Karikatür denildiğinde özellikle 2000 sonrası doğan arkadaşlarımızın aklına, maksadı güldürmek olan ve eğlenceli çizimleri barındıran resimli espriler geliyor olabilir. Fakat karikatür, eleştirel ve sanatsal derinliği ve ifade sanatı bakımından çok daha önemli ve eski bir değerdir.

Nedir bu karikatür?

Karikatür; en temel anlamıyla, ifadesi güç olan durum ve duyguların çizim sanatını da kullanarak dışa vurulmasına denir. Çoğu zaman mevcut gerçeği eleştirmek maksadını taşıyan karikatürlerin temelinde bir “fikir” yatmaktadır.

Türk kültüründeki güldürü, orta oyunu ve buna benzer mizah içeren sanatsal eylemler, toplumun karikatür sanatını hızlıca benimsemesinde büyük pay sahibidir. Karikatürler, diktaları ve otoriter yanlışlıkları hedef alabileceği gibi, direkt olarak toplumdaki çarpıklıkları da hedef alabilmektedir.  
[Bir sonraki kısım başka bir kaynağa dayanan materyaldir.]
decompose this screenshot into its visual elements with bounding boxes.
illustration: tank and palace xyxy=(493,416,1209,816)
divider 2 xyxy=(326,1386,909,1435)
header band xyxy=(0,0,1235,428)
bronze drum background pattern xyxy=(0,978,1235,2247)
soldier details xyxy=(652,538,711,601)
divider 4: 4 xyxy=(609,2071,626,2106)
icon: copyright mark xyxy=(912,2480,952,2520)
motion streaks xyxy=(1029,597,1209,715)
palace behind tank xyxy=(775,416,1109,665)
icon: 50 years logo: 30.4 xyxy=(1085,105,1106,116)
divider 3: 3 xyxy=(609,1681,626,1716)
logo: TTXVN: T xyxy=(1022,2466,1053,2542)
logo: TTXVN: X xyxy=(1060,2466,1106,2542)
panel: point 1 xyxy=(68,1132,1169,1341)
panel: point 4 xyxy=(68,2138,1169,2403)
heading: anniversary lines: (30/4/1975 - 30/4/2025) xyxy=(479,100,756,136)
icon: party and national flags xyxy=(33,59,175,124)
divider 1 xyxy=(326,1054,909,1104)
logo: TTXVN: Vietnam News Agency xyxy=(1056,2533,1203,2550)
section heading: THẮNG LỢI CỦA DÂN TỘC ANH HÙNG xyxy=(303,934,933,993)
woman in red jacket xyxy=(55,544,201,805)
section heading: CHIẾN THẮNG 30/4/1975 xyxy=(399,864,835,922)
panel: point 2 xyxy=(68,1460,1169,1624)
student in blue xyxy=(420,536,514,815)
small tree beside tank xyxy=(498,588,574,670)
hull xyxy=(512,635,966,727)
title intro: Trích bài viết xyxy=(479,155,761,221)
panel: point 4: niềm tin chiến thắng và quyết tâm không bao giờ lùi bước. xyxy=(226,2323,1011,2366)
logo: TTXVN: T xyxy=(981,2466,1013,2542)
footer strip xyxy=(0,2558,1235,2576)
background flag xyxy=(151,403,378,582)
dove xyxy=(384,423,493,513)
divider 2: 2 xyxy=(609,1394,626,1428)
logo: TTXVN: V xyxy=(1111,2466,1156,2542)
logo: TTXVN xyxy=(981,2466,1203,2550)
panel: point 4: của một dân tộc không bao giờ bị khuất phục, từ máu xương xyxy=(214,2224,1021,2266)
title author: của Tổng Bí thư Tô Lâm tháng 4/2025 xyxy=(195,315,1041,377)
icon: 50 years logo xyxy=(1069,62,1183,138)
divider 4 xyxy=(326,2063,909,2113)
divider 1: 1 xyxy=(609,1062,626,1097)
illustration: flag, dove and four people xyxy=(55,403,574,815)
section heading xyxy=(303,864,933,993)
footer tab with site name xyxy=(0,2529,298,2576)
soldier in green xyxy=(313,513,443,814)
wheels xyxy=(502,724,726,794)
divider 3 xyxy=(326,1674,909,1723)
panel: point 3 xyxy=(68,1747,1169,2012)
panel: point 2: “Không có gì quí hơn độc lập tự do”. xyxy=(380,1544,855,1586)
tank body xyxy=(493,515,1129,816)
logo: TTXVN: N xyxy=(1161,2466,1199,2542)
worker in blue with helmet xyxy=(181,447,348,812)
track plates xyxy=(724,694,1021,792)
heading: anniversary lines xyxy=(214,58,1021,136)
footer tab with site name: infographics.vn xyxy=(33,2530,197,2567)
Günümüzde, uzun manifestolarla ifade edilecek fikir ve görüşler bir karelik karikatürlere sığmaktadır. Karikatürün nihai muradı da budur. (Bunda toplumun bilgiyi tüketme konusundaki hızı ve odaklanma sürelerindeki ciddi düşüş de büyük oranda pay sahibidir tabii) 

ifade sanatı

Karikatürün tek amacı eleştiri midir?

Tabii ki yalnızca eleştiri değil, güldürü de karikatürün amaçları arasındadır. Şöyle ki; insanlar yaşadıkları yoğun hayattan bir süreliğine sıyrılarak kendilerini ve zihinlerini rahatlatmak isterler, karikatür ile bu da mümkündür. Bazen bir abartılı mizah sahneleriyle, bazen ince esprilerle insanları güldürebilir karikatür. 

Bunlara ek olarak, karikatür sanatını icra etmek de günümüz toplumunda oldukça geçerli bir eylemdir. Karikatüristler, sosyal mecralarda, birçok resmi kaynağın ulaştığından daha fazla insana direkt olarak etki edebilmektedirler. Ayrıca sanatın bir dalı olan karikatür, kişilere geniş bir özgürlük alanı sunmaktadır. Çoğunlukla tarz ve içerik anlamında kısıtlamadan muaf olmasından dolayı karikatür, sanatın belki de en özgür çeşitlerinden birisidir.